Big Data in Retail: Personalizing the Buying Experience with IDH

Palanivelu Balasubramanian (Bala), Business Development Manager, Big-Data, Intel.

Bala has more than 25 years of experience in the information management (IM) and analytics domain. Over the years as a consultant, he has excellent track record in influencing customers and architecting solutions for fortune 100 customers in the IM space (Big data, BI, data warehousing….). He has held leadership roles in various capacities supporting sales and delivery organizations. Prior to joining Intel, he was the Practice Principal (FSI) within the Information Management & Analytics division at HP.  He joined HP with the acquisition of Knightsbridge Solutions.

The demands of the digitally-connected customers are growing constantly.  Higher expectations of products and services, fragmented customer loyalty, market saturation on existing products, proliferation of new brands, heightened public concerns, regulatory mandates concerning health, wellness, sustainability, environment and product safety are some of the key challenges the retail and consumer industry has to deal with. To meet the demands of an educated customer, it’s important to prioritize the customer based on their buying pattern and needs, segment the customer with other like customers and personalize the customer’s experience. This means better understand the customer (preferences, behavior, and sentiment), provide personalized service, measure to refine the service.

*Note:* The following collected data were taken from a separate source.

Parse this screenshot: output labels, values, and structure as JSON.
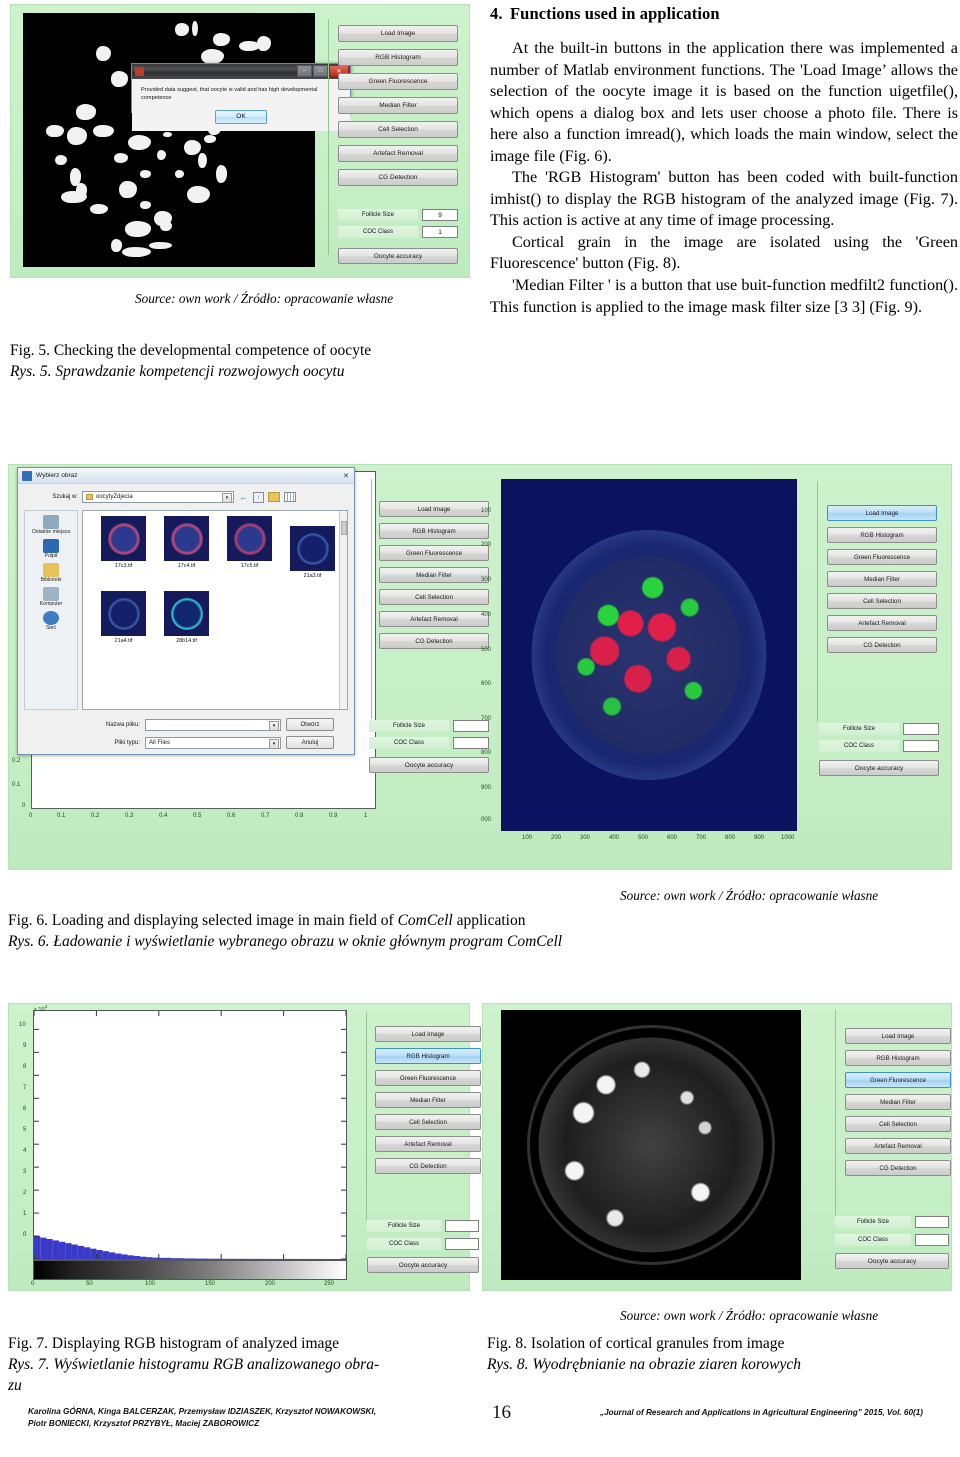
{
  "section": {
    "number": "4.",
    "title": "Functions used in application",
    "paragraphs": [
      "At the built-in buttons in the application there was implemented a number of Matlab environment functions. The 'Load Image’ allows the selection of the oocyte image it is based on the function uigetfile(), which opens a dialog box and lets user choose a photo file. There is here also a function imread(), which loads the main window, select the image file (Fig. 6).",
      "The 'RGB Histogram' button has been coded with built-function imhist() to display the RGB histogram of the analyzed image (Fig. 7). This action is active at any time of image processing.",
      "Cortical grain in the image are isolated using the 'Green Fluorescence' button (Fig. 8).",
      "'Median Filter ' is a button that use buit-function medfilt2 function(). This function is applied to the image mask filter size [3 3] (Fig. 9)."
    ]
  },
  "app": {
    "buttons": [
      "Load Image",
      "RGB Histogram",
      "Green Fluorescence",
      "Median Filter",
      "Cell Selection",
      "Artefact Removal",
      "CG Detection"
    ],
    "follicle_label": "Follicle Size",
    "coc_label": "COC Class",
    "accuracy_label": "Oocyte accuracy",
    "panel_bg": "#c8f0c8",
    "selected_bg": "#b9def6"
  },
  "fig5": {
    "follicle_value": "9",
    "coc_value": "1",
    "selected_button": "",
    "dialog": {
      "title": "",
      "message": "Provided data suggest, that oocyte is valid and has high developmental competence",
      "ok_label": "OK",
      "minimize_glyph": "–",
      "maximize_glyph": "□",
      "close_glyph": "✕"
    },
    "source": "Source: own work / Źródło: opracowanie własne",
    "caption_en": "Fig. 5. Checking the developmental competence of oocyte",
    "caption_pl": "Rys. 5. Sprawdzanie kompetencji rozwojowych oocytu"
  },
  "fig6": {
    "selected_button": "Load Image",
    "follicle_value": "",
    "coc_value": "",
    "dialog": {
      "title": "Wybierz obraz",
      "close_glyph": "✕",
      "lookin_label": "Szukaj w:",
      "lookin_value": "oocytyZdjecia",
      "dropdown_glyph": "▾",
      "toolbar_icons": [
        "back-arrow-icon",
        "up-folder-icon",
        "new-folder-icon",
        "views-icon"
      ],
      "places": [
        {
          "label": "Ostatnie miejsca",
          "icon": "recent-places-icon",
          "color": "#8fa9bf"
        },
        {
          "label": "Pulpit",
          "icon": "desktop-icon",
          "color": "#2c6ab0"
        },
        {
          "label": "Biblioteki",
          "icon": "libraries-icon",
          "color": "#e8c35a"
        },
        {
          "label": "Komputer",
          "icon": "computer-icon",
          "color": "#9fb3c6"
        },
        {
          "label": "Sieć",
          "icon": "network-icon",
          "color": "#3c7dc4"
        }
      ],
      "files": [
        {
          "name": "17c3.tif",
          "ring": "#c24a7a",
          "core": "#2b3a8f"
        },
        {
          "name": "17c4.tif",
          "ring": "#c24a7a",
          "core": "#2b3a8f"
        },
        {
          "name": "17c5.tif",
          "ring": "#b8406e",
          "core": "#2b3a8f"
        },
        {
          "name": "21a3.tif",
          "ring": "#3a5fb0",
          "core": "#16206a"
        },
        {
          "name": "21a4.tif",
          "ring": "#3a5fb0",
          "core": "#16206a"
        },
        {
          "name": "28b14.tif",
          "ring": "#35c9d6",
          "core": "#10266e"
        }
      ],
      "filename_label": "Nazwa pliku:",
      "filename_value": "",
      "filetype_label": "Pliki typu:",
      "filetype_value": "All Files",
      "open_label": "Otwórz",
      "cancel_label": "Anuluj"
    },
    "small_axes": {
      "y_ticks": [
        "0.2",
        "0.1",
        "0"
      ],
      "x_ticks": [
        "0",
        "0.1",
        "0.2",
        "0.3",
        "0.4",
        "0.5",
        "0.6",
        "0.7",
        "0.8",
        "0.9",
        "1"
      ]
    },
    "main_axes": {
      "y_ticks": [
        "100",
        "200",
        "300",
        "400",
        "500",
        "600",
        "700",
        "800",
        "900",
        "000"
      ],
      "x_ticks": [
        "100",
        "200",
        "300",
        "400",
        "500",
        "600",
        "700",
        "800",
        "900",
        "1000"
      ]
    },
    "source": "Source: own work / Źródło: opracowanie własne",
    "caption_en_a": "Fig. 6. Loading and displaying selected image in main field of ",
    "caption_en_b": "ComCell",
    "caption_en_c": " application",
    "caption_pl": "Rys. 6. Ładowanie i wyświetlanie wybranego obrazu w oknie głównym program ComCell"
  },
  "fig7": {
    "selected_button": "RGB Histogram",
    "follicle_value": "",
    "coc_value": "",
    "caption_en": "Fig. 7. Displaying RGB histogram of analyzed image",
    "caption_pl": "Rys. 7. Wyświetlanie histogramu RGB analizowanego obra-",
    "caption_pl2": "zu"
  },
  "fig8": {
    "selected_button": "Green Fluorescence",
    "follicle_value": "",
    "coc_value": "",
    "source": "Source: own work / Źródło: opracowanie własne",
    "caption_en": "Fig. 8. Isolation of cortical granules from image",
    "caption_pl": "Rys. 8. Wyodrębnianie na obrazie ziaren korowych"
  },
  "chart_data": {
    "type": "bar",
    "title": "",
    "xlabel": "",
    "ylabel": "",
    "exponent_label": "x 10",
    "exponent_sup": "4",
    "x": [
      0,
      5,
      10,
      15,
      20,
      25,
      30,
      35,
      40,
      45,
      50,
      55,
      60,
      65,
      70,
      75,
      80,
      85,
      90,
      95,
      100,
      110,
      120,
      130,
      140,
      150,
      160,
      170,
      180,
      190,
      200,
      210,
      220,
      230,
      240,
      250
    ],
    "values": [
      1.0,
      0.93,
      0.87,
      0.81,
      0.75,
      0.69,
      0.63,
      0.57,
      0.51,
      0.45,
      0.39,
      0.34,
      0.29,
      0.24,
      0.2,
      0.16,
      0.13,
      0.1,
      0.08,
      0.06,
      0.05,
      0.035,
      0.025,
      0.018,
      0.013,
      0.01,
      0.008,
      0.006,
      0.005,
      0.004,
      0.003,
      0.002,
      0.002,
      0.001,
      0.001,
      0.001
    ],
    "xlim": [
      0,
      250
    ],
    "ylim": [
      0,
      10.8
    ],
    "x_ticks": [
      "0",
      "50",
      "100",
      "150",
      "200",
      "250"
    ],
    "y_ticks": [
      "0",
      "1",
      "2",
      "3",
      "4",
      "5",
      "6",
      "7",
      "8",
      "9",
      "10"
    ],
    "bar_color": "#3a39c8",
    "grid": false,
    "legend": "none",
    "colorbar": {
      "from": "#000000",
      "to": "#ffffff",
      "position": "below-axis"
    }
  },
  "footer": {
    "authors_line1": "Karolina GÓRNA, Kinga BALCERZAK, Przemysław IDZIASZEK, Krzysztof NOWAKOWSKI,",
    "authors_line2": "Piotr BONIECKI, Krzysztof PRZYBYŁ, Maciej ZABOROWICZ",
    "page_number": "16",
    "journal": "„Journal of Research and Applications in Agricultural Engineering” 2015, Vol. 60(1)"
  }
}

Exploring the retailer’s data allows them to better understand how their consumer influence others' purchase decisions. In addition, it helps retailers avoid spamming their consumers, giving them the insight they need to send the right offer to a smaller segment of their customer database, which might actually be interested in the offer and/or influence their friends' shopping decisions, rather than blasting a generic offer to all of their customers. Overall, better understanding their data allows retailers to connect to their customers via their preferred channels and improve the consumer experience. Most of all, it allows retailers to make a profit so that they can remain in business.

With the massive influx of data from different channels and other sources (customer data, product data, demographic information, purchase history, all interaction data - call center, mobile, social, supply chain data, …..), organizations need to smartly invest in storing, analyzing, and get insights from the data. The key steps are to build a data repository which has the customer 360 profile, next is to build personalized service engine using rule based, statistics oriented predictive algorithms and recommendation systems, next is to effectively reach to the right customers with right messages through right channels and finally have methods to measure the whole process and effectiveness. Organizations need to align their people, process and technology framework to support these new demands.

The Intel(r) Distribution for Apache Hadoop* (IDH) provides the capabilities to store data in a distributed, cost effective way and also provide core data research capabilities like mining, profiling, searching, match-merging, building predictive models, and machine learning methods. Another key feature that IDH provides is the ability to perform encryption of data at both file and Hbase environment. This would be an added benefit for any retailer to store PCI compliance data.   Hadoop framework provides capabilities to ingest data (Sqoop, Flume), store data (HDFS, HBase), process data (MapReduce, Pig), and mine data (Mahout) which are key to enable the personalization process. Intel invests and continuously strengthens the IDH framework to meet enterprise needs.